The tables were turned today as disappointing economic data from the US overshadowed better-than-expected demand for bonds sold by struggling euro-zone nations Spain and Italy.
Reports showing that US retail sales rose less than expected in December and that jobless claims climbed more than expected last week weighed on Wall Street.
"The question that has been haunting the market for some time is the underlying strength of the US economy. Although we have had some strong numbers recently, today's numbers were less than expected, disappointing the market," Quincy Krosby, chief market strategist for Prudential Securities, told Reuters.
In afternoon trading in New York, the Dow Jones Industrial Average fell 0.16 percent and the Standard & Poor's 500 Index edged 0.06 percent lower. The Nasdaq Composite Index bucked the trend, up 0.17 percent. Europe's Stoxx 600 Index closed 0.2 percent lower for the day.
Also weighing on the market was Chevron. The stock fell more than 2 percent after the second-biggest American oil company reported fourth-quarter profit was “significantly below” third-quarter results.
Today's data put a slight dent in the recent image of resilience in the world's largest economy.
US retail sales increased 0.1 percent in December, falling short of the 0.3 percent gain forecast in a Bloomberg survey of economists. Jobless claims rose 24,000 to 399,000 in the week ended January 7, compared with a median estimate of 375,000 in a Bloomberg survey.
"The labour market is improving but as seen today, the pace will continue to be extremely lumpy and possibly tenuous if Europe's recession deepens," Peter Boockvar, equity strategist at Miller Tabak & Co in New York, told Reuters.
However, the news from Europe today was positive by and large with successful debt auctions by Spain and Italy. Spain sold 10 billion euros of bonds, twice the target for the sale, while Italy sold 12 billion euros of bills, showing that the European Central Bank's efforts to boost liquidity are easing the strain of refinancing their debt.
The spread between the yields on Spanish and German benchmark bonds narrowed to about 339 basis points from more than 354 basis points at Wednesday's close, while the 10-year yield spread between Italian and German bonds fell below 500 basis points for the first time this year, according to Reuters.
"Basically the only reason this has been taken down so well is abundant ECB liquidity and with another one coming up in February, just for now the market seems very complacent," Michael Leister, strategist at DZ Bank in Frankfurt, told Reuters.

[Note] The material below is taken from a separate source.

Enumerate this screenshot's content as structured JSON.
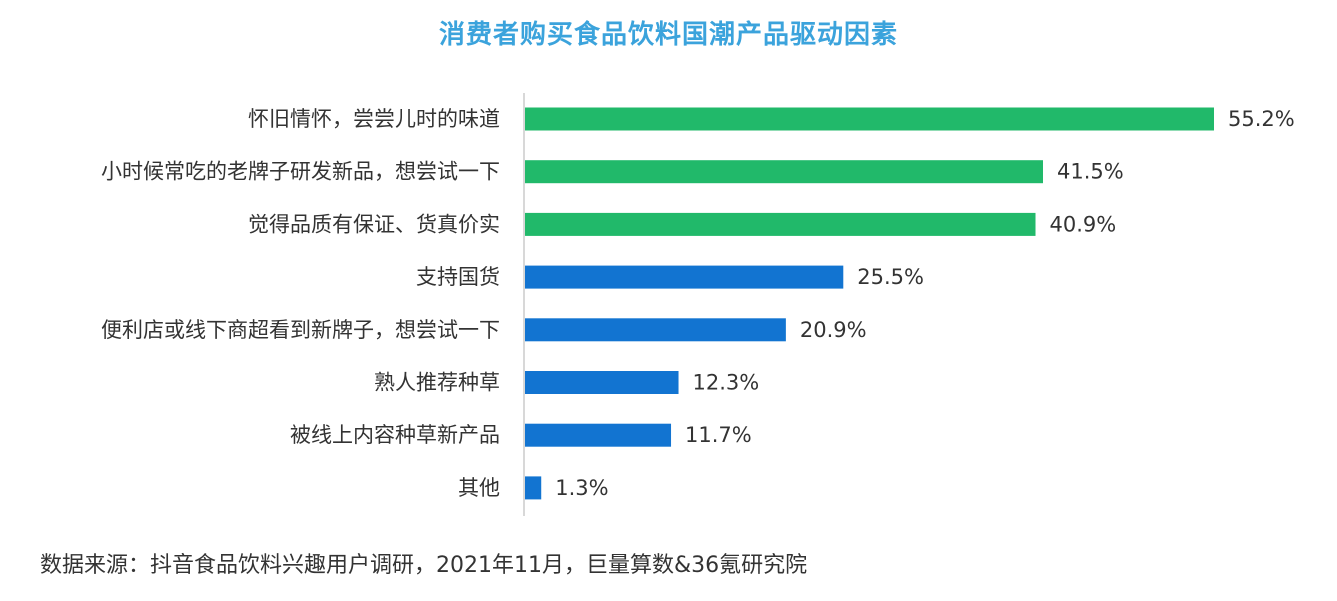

The euro got a lift, last up 0.9 percent against the greenback, after ECB president Mario Draghi said the bank had avoided a credit crunch and that there were signs the economy was stabilising. Europe's central bank kept its key interest rate at 1 percent.
“According to some recent survey indicators, there are tentative signs of stabilisation of economic activity at low levels,” Draghi said in Frankfurt.
In the UK, the Bank of England kept its benchmark interest rate at 0.5 percent and its asset-purchase plan at 275 billion pounds (US$422 billion).
“There are significant cross currents,” Michael Mullaney, who helps manage US$9.5 billion at Fiduciary Trust in Boston, told Bloomberg.
“Lower borrowing costs will help in the refinancing that’s due in the next few months in the euroland in general. Still, they’ve got to spur growth to get things going. In the US, today’s economic numbers were weaker than anticipated. The market has had a nice run here. Sentiment has gotten more bullish, which makes me nervous.”